Tencent has intensified AI efforts over the past two years, developing services for large-language model training and deployment. It has also launched Yuanbao, a chatbot powered by its proprietary Hunyuan LLM.
The company and fellow Chinese tech giants have poured billions of dollars into AI development in a race to launch ChatGPT-like services but monetization remains a challenge.
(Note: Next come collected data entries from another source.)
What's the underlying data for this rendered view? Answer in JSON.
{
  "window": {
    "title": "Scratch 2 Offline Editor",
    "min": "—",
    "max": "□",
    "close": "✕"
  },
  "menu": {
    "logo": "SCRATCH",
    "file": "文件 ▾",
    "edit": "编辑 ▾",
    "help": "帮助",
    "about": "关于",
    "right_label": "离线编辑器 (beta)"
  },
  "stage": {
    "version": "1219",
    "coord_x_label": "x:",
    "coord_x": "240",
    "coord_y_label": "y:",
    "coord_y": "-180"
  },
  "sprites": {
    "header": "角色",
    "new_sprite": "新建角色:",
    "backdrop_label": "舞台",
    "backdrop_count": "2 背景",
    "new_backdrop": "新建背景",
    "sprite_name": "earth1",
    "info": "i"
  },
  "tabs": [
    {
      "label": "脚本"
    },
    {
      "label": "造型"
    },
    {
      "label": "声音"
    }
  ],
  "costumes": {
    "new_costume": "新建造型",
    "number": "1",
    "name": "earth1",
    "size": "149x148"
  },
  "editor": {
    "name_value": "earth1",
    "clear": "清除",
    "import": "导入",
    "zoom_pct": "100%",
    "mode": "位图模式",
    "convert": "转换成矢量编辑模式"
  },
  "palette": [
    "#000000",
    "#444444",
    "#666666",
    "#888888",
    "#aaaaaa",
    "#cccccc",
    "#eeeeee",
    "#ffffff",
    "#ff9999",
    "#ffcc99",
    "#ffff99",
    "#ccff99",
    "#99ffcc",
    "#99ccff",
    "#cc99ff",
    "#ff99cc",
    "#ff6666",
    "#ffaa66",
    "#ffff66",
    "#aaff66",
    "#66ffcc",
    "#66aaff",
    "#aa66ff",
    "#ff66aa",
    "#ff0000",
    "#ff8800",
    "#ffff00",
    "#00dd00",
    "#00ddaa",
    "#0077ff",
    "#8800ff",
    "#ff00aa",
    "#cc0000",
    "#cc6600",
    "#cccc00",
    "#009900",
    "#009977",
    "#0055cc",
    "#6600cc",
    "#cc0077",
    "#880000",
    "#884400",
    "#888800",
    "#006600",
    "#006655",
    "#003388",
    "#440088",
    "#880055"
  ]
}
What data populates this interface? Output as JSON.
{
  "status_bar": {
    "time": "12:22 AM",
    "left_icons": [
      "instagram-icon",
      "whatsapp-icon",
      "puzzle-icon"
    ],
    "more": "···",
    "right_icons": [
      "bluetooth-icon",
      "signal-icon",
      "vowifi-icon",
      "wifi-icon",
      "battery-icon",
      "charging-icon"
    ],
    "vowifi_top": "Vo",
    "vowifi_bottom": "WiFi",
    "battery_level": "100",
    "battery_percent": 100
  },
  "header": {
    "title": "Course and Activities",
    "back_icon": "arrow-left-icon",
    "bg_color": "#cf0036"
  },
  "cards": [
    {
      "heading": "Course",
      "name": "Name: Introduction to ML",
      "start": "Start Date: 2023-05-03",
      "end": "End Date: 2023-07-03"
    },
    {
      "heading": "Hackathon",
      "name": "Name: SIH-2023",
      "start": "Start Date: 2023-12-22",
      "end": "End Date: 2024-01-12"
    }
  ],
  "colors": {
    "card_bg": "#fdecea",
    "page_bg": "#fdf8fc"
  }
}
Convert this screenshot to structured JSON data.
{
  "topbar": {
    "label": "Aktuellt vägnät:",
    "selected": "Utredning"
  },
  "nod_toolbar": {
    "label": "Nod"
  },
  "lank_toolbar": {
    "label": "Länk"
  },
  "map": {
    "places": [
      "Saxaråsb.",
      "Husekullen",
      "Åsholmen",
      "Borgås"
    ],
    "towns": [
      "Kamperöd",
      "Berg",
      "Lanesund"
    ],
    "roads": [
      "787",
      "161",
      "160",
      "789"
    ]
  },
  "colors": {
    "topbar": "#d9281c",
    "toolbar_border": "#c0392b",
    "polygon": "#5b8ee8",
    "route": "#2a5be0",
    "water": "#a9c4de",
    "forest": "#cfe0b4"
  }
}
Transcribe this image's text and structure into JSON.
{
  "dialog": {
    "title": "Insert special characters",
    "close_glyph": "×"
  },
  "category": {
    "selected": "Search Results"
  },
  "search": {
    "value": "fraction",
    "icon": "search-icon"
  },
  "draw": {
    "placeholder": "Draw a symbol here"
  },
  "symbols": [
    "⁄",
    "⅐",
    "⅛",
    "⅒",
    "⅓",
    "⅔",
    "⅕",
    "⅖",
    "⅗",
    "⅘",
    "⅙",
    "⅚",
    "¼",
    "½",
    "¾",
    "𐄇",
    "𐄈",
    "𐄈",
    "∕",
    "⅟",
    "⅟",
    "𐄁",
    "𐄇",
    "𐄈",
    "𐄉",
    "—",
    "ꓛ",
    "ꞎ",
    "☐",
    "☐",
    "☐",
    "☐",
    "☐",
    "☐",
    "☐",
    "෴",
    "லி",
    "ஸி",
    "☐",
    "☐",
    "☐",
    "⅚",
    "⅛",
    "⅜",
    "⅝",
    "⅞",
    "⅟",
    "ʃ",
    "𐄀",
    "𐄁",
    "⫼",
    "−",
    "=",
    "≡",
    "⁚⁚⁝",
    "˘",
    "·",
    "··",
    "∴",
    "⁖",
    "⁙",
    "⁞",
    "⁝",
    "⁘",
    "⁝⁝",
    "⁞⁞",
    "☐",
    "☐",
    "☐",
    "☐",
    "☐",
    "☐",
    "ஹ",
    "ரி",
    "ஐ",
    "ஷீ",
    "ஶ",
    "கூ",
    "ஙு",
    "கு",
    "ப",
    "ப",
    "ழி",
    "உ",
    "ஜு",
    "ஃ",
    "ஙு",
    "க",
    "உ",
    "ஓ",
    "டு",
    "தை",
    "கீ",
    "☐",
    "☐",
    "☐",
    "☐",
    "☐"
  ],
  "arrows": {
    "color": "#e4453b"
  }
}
“There are… fewer AI startups in China which are actually buying a lot of compute [power]… The AI revenue in China on the cloud side is somewhat at scale for us, but I think it will not be exploding like in the US,” Tencent President Martin Lau said on a post-earnings call with analysts late on Wednesday.
Tencent has deployed AI to enhance its products, such as by offering more targeted advertising, but these initiatives have not generated significant revenue and may take several quarters before related earnings reach a meaningful scale, Lau said.
Domestic peers Baidu and Alibaba, which have also invested heavily in AI, report earnings in coming days.
Shares in Tencent, the world’s largest video game company and operator of the WeChat messaging platform, rose 1.54 percent in Hong Kong trading on Thursday.
The company reported revenue of 167.19 billion yuan ($23.14 billion) for the quarter ended Sept. 30, in line with the 167.8 billion yuan average of analyst estimates compiled by LSEG.
Domestic gaming revenue rose 14 percent to 37.3 billion yuan, extending the previous quarter’s 9-percent growth which in turn followed 2 quarters of decline. International gaming revenue increased 9 percent to 14.5 billion yuan.
Gaming growth was driven partly by “Dungeon & Fighter Mobile,” a marquee title launched in May, and helped by shooting game “Delta Force,” released in September.
Its investment portfolio was boosted by the August release of “Black Myth: Wukong,” a globally successful game based on the Chinese classic “Journey to the West” from a developer in which Tencent owns a stake.
As part of a gaming expansion strategy, CSO James Mitchell said it aims to discover and invest in more game studios like the developer of “Black Myth: Wukong” while continuing to leverage its own studios.
Tencent’s fintech and cloud services reported modest growth of 2 percent to 53.1 billion yuan, with its payments business declining in part due to weak consumer spending in China.
Revenue from marketing services ― formerly known as online advertising ― grew 17 percent to 30 billion yuan.
Net income rose 47 percent to 53.23 billion yuan versus the 52.89 billion yuan average of analyst estimates compiled by LSEG.